We all ribbed Fr Thesis of the West End when he
revealed on LiberFaciorum that, led by Bishop Jonathan, he and the clergy of
the trad-Cath Fulham Episcopal Area were going to Rome for their clergy
conference. Many priests shared the less glamorous locations of their own
conferences; ‘In Guildford Diocese’, I commented, ‘we say that all roads lead
to Swanwick’ (but at least Swanwick isn’t Butlins). Little did anyone realise
that the trip would result in an ecclesiastical row that had nothing to do with
its intrinsic merits but the circumstances of a particular act of worship.
Even I was somewhat astonished to see photographs of
Bishop Jonathan celebrating mass for the Anglican party in the basilica of St John
Lateran. Now, St Peter’s in the Vatican may be the Pope’s own chapel, but St
John’s is the cathedral of the diocese of Rome itself, and in terms of
significance and seniority it outranks any other church in the city. Nobody seems
to want to be very explicit about how an Anglican bishop came to be presiding
over the Eucharist at its main altar, but it wasn’t some kind of guerilla service in which the Fulham clergy ran
in with their kit in black holdalls, hurriedly set it all up, and rattled out
a mass without asking: it seems to have been done with the full knowledge of
the Lateran chapter. To normal, non-churchy people, it would be baffling to
have any problem with this, but not if you’re a conservative Roman Catholic for
whom Anglicans are at the very best well-meaning heretics whose sacraments are
invalid, and at worst deluded deceivers whose services are snares and traps for
the unwary soul. To have an Anglican bishop – if you can describe him as such, rather than a man dressed as a bishop – carrying out a pretended mass in the
very heart of the Catholic Church mocks the truth, to them. From the photographs of the service you can't easily see that it's taking place in a roped-off area of the cathedral so that no Catholics in communion with the See of Rome might wander in, accidentally take communion, and endanger their immortal souls.

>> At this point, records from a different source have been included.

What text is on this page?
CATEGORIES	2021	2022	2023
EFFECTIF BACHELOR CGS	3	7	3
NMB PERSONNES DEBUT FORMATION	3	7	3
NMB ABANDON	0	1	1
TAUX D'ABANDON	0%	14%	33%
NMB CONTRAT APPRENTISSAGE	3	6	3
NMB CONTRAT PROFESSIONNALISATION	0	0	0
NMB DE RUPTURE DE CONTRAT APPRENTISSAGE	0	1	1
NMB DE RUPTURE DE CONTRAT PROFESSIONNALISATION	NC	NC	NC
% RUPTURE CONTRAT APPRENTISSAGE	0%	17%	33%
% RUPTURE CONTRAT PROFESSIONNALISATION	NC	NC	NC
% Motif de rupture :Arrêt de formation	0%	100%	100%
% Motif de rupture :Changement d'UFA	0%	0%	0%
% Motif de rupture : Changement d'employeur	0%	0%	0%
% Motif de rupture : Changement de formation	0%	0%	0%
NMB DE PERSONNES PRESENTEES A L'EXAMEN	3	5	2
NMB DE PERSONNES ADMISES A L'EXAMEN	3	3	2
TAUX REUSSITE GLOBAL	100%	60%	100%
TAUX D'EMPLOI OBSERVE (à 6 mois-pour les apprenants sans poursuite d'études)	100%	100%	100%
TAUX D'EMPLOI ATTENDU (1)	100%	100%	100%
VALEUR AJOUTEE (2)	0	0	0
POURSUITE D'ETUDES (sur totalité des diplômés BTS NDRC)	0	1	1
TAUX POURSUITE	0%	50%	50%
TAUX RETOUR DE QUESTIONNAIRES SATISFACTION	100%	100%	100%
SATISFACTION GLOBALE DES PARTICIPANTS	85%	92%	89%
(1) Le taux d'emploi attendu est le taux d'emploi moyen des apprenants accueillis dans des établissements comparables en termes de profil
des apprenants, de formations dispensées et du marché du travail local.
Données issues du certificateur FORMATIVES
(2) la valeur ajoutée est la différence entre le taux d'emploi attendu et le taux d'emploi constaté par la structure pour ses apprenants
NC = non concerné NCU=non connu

Who was responsible for this appalling event? The day after it took place and Twitter went ballistic the Lateran Chapter issued an abject apology blaming ‘a breakdown in communication’. Presumably they simply didn’t enquire very deeply as to who this group of clergy were: they were, of course, all male, and the presence of a female or two would have given the game away. Fr Jeffrey here in Swanvale Halt hadn’t heard of the fuss, but he could see how it might have happened: ‘In Italy nobody understands what Anglicans are’ (rather the same as in England, then). There are photos of Bishop Jonathan by the side of Pope Francis in St Peter’s Square, and again, you can excuse the Pontiff for not investigating when he gets photobombed by a random character in purple. The same could not be said for Cardinal Kaspar who came to address the Fulham clergy during their tour, but had it been just him, and had the mass taken place in some back-street church in Rome, probably nobody would have noticed, because Anglicans, I fear, are loaned Roman altars all the time, in the same way Fr Jeffrey is loaned ours each and every week. I wouldn’t ask to use his, though; as I know he wouldn’t be able to say yes.